I’ve never been to Coachella. But every April I tend to get annoyed by people who are totally excited to go and wear face paint and dress scantily or in neon or in all jean everything. But then I realize that I’m just being an aging sourpuss and that yeah, I bet a weekend somewhere warm in California in April with hordes of the best musical acts on the planet might actually be a nice, fun time. And what’s $399 plus airfare plus sustenance, really? And now these stakes have been raised because Hans Zimmer is part of this year’s line-up.

Y’ever listen to Hans Zimmer? Sure you have. His movie soundtracks are ubiquitous. His compositions have probably curdled your tears and simmered your blood at some point, be it during one of those new Batman flicks, or, like, during Crimson Tide. Surely, if you saw Interstellar, you understand that the movie was maybe a B- upped to an A by virtue of the soundtrack alone. (That’s a soundtrack I once listened to on repeat for 2 months straight while on assignment. Pro-tip, listen to a good album on repeat when trying to accomplish a long task. It’ll help to center the mania.)
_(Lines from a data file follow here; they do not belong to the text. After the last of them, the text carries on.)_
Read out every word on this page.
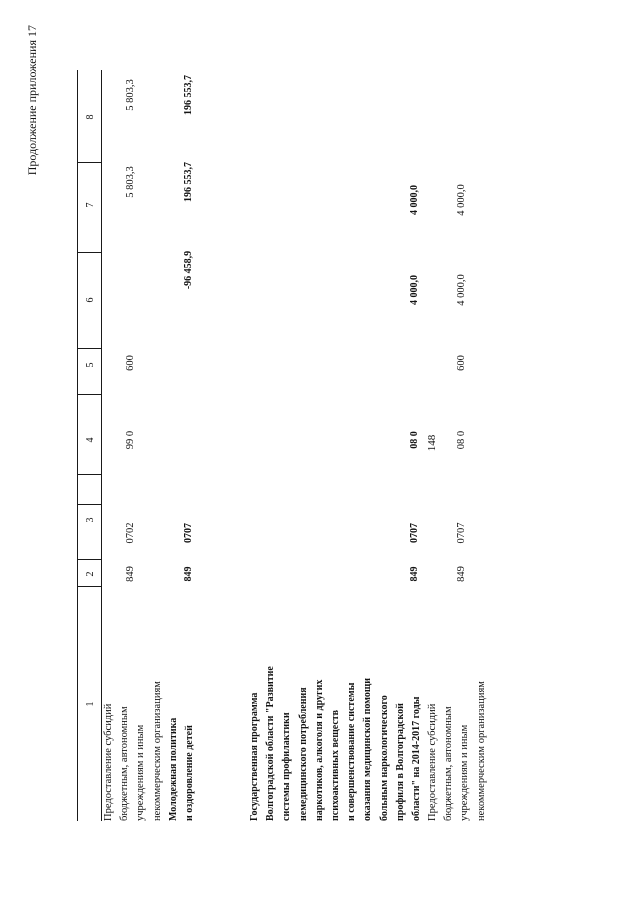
148
Продолжение приложения 17
1
2
3
4
5
6
7
8
Предоставление субсидий бюджетным, автономным учреждениям и иным некоммерческим организациям
849
0702
99 0
600
5 803,3
5 803,3
Молодежная политика и оздоровление детей
849
0707
-96 458,9
196 553,7
196 553,7
Государственная программа Волгоградской области "Развитие системы профилактики немедицинского потребления наркотиков, алкоголя и других психоактивных веществ и совершенствование системы оказания медицинской помощи больным наркологического профиля в Волгоградской области" на 2014-2017 годы
849
0707
08 0
4 000,0
4 000,0
Предоставление субсидий бюджетным, автономным учреждениям и иным некоммерческим организациям
849
0707
08 0
600
4 000,0
4 000,0
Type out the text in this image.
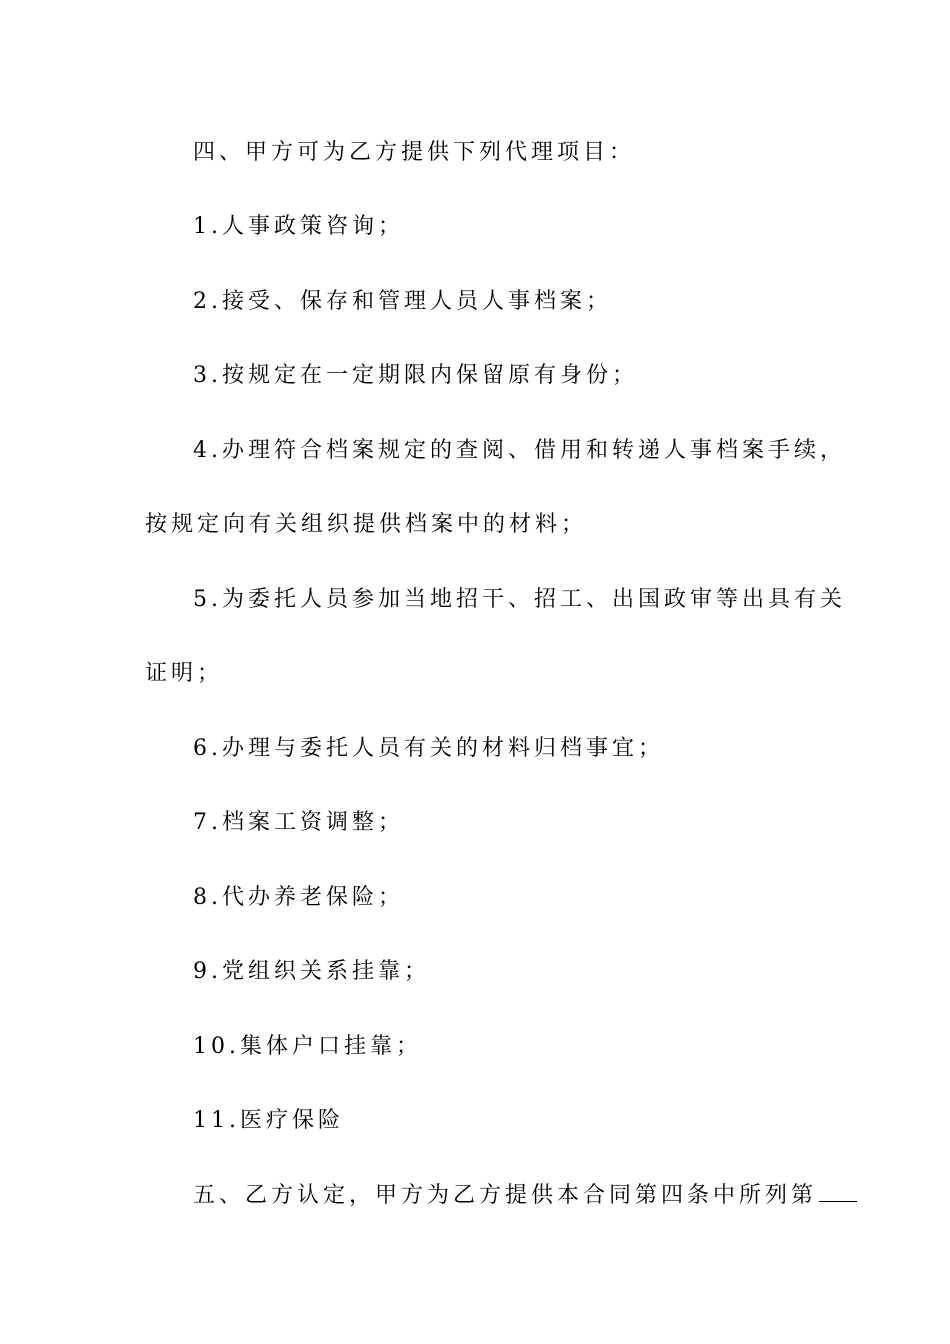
四、甲方可为乙方提供下列代理项目：
1.人事政策咨询；
2.接受、保存和管理人员人事档案；
3.按规定在一定期限内保留原有身份；
4.办理符合档案规定的查阅、借用和转递人事档案手续，
按规定向有关组织提供档案中的材料；
5.为委托人员参加当地招干、招工、出国政审等出具有关
证明；
6.办理与委托人员有关的材料归档事宜；
7.档案工资调整；
8.代办养老保险；
9.党组织关系挂靠；
10.集体户口挂靠；
11.医疗保险
五、乙方认定，甲方为乙方提供本合同第四条中所列第
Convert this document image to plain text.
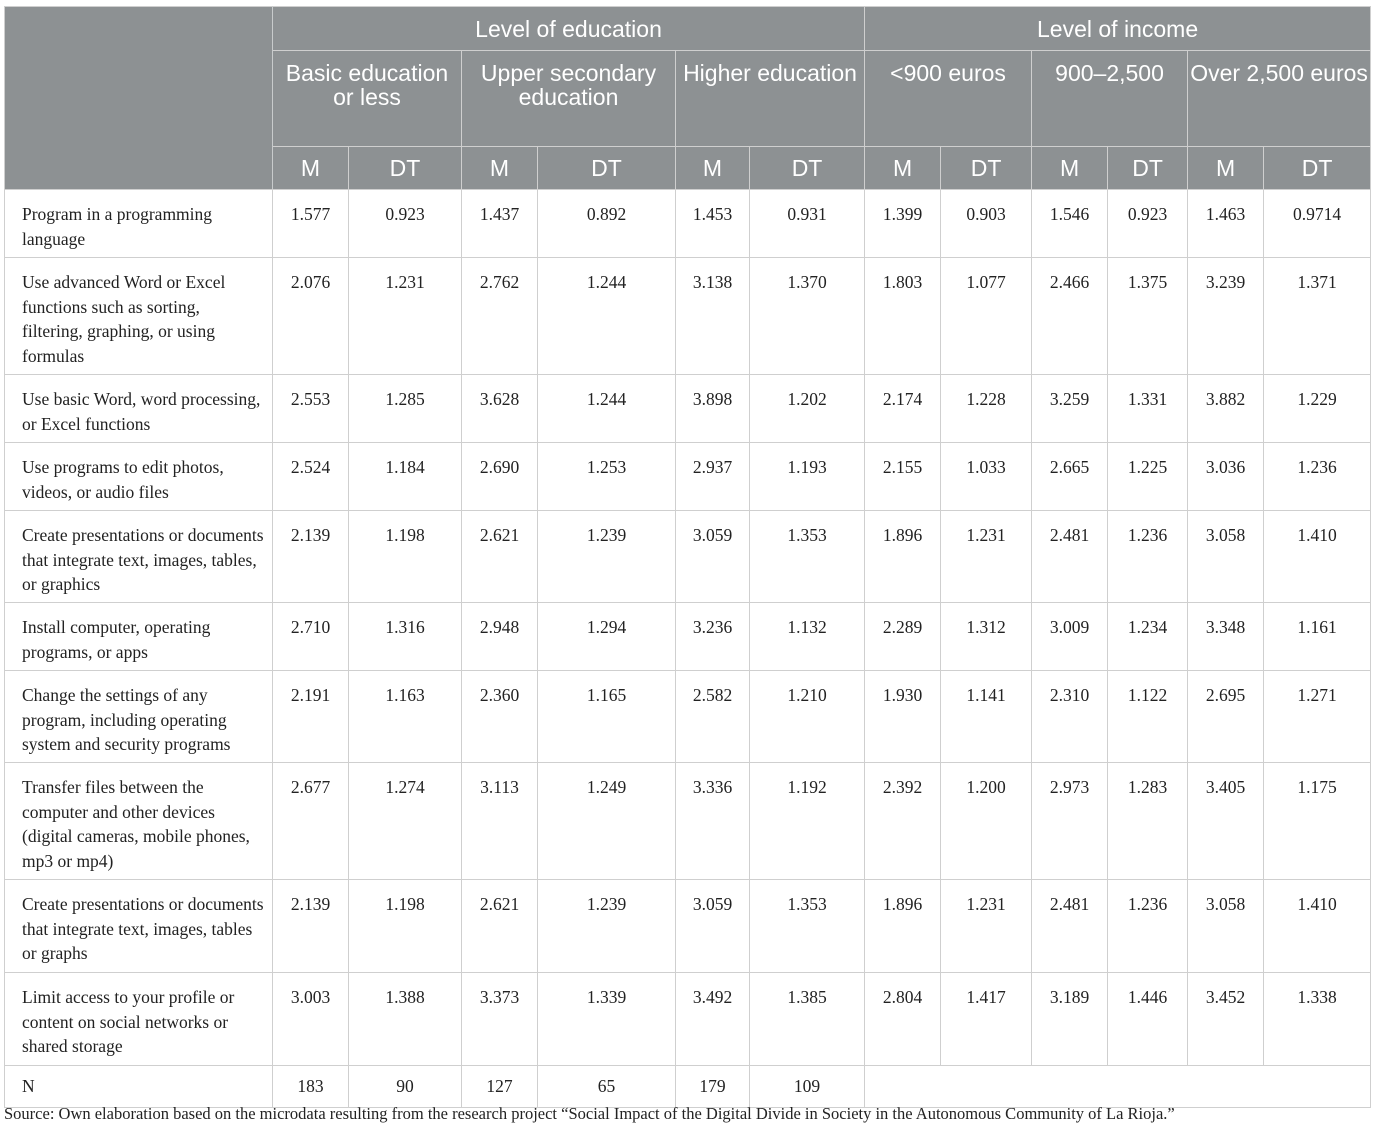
	Level of education						Level of income					
	Basic education or less		Upper secondary education		Higher education		<900 euros		900–2,500		Over 2,500 euros	
	M	DT	M	DT	M	DT	M	DT	M	DT	M	DT
Program in a programming language	1.577	0.923	1.437	0.892	1.453	0.931	1.399	0.903	1.546	0.923	1.463	0.9714
Use advanced Word or Excel functions such as sorting, filtering, graphing, or using formulas	2.076	1.231	2.762	1.244	3.138	1.370	1.803	1.077	2.466	1.375	3.239	1.371
Use basic Word, word processing, or Excel functions	2.553	1.285	3.628	1.244	3.898	1.202	2.174	1.228	3.259	1.331	3.882	1.229
Use programs to edit photos, videos, or audio files	2.524	1.184	2.690	1.253	2.937	1.193	2.155	1.033	2.665	1.225	3.036	1.236
Create presentations or documents that integrate text, images, tables, or graphics	2.139	1.198	2.621	1.239	3.059	1.353	1.896	1.231	2.481	1.236	3.058	1.410
Install computer, operating programs, or apps	2.710	1.316	2.948	1.294	3.236	1.132	2.289	1.312	3.009	1.234	3.348	1.161
Change the settings of any program, including operating system and security programs	2.191	1.163	2.360	1.165	2.582	1.210	1.930	1.141	2.310	1.122	2.695	1.271
Transfer files between the computer and other devices (digital cameras, mobile phones, mp3 or mp4)	2.677	1.274	3.113	1.249	3.336	1.192	2.392	1.200	2.973	1.283	3.405	1.175
Create presentations or documents that integrate text, images, tables or graphs	2.139	1.198	2.621	1.239	3.059	1.353	1.896	1.231	2.481	1.236	3.058	1.410
Limit access to your profile or content on social networks or shared storage	3.003	1.388	3.373	1.339	3.492	1.385	2.804	1.417	3.189	1.446	3.452	1.338
N	183	90	127	65	179	109						
Source: Own elaboration based on the microdata resulting from the research project “Social Impact of the Digital Divide in Society in the Autonomous Community of La Rioja.”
Zimmer, a “proud” German Jew, once scored a movie about the Holocaust for the Shoah Foundation called The Last Days, which involved Steven Spielberg and won an Academy Award for Best Documentary in 1999. I doubt Zimmer will opt to play this theme, but if he does, who cares? The point of music—especially Zimmer’s music—is to take you away to a different place and time, and anything the man chooses to play will suffice. If it were up to me he’d play the Batman Begins score to begin, and then Interstellar long, long into the night.

Jonathan Zalman is a writer and teacher based in Brooklyn.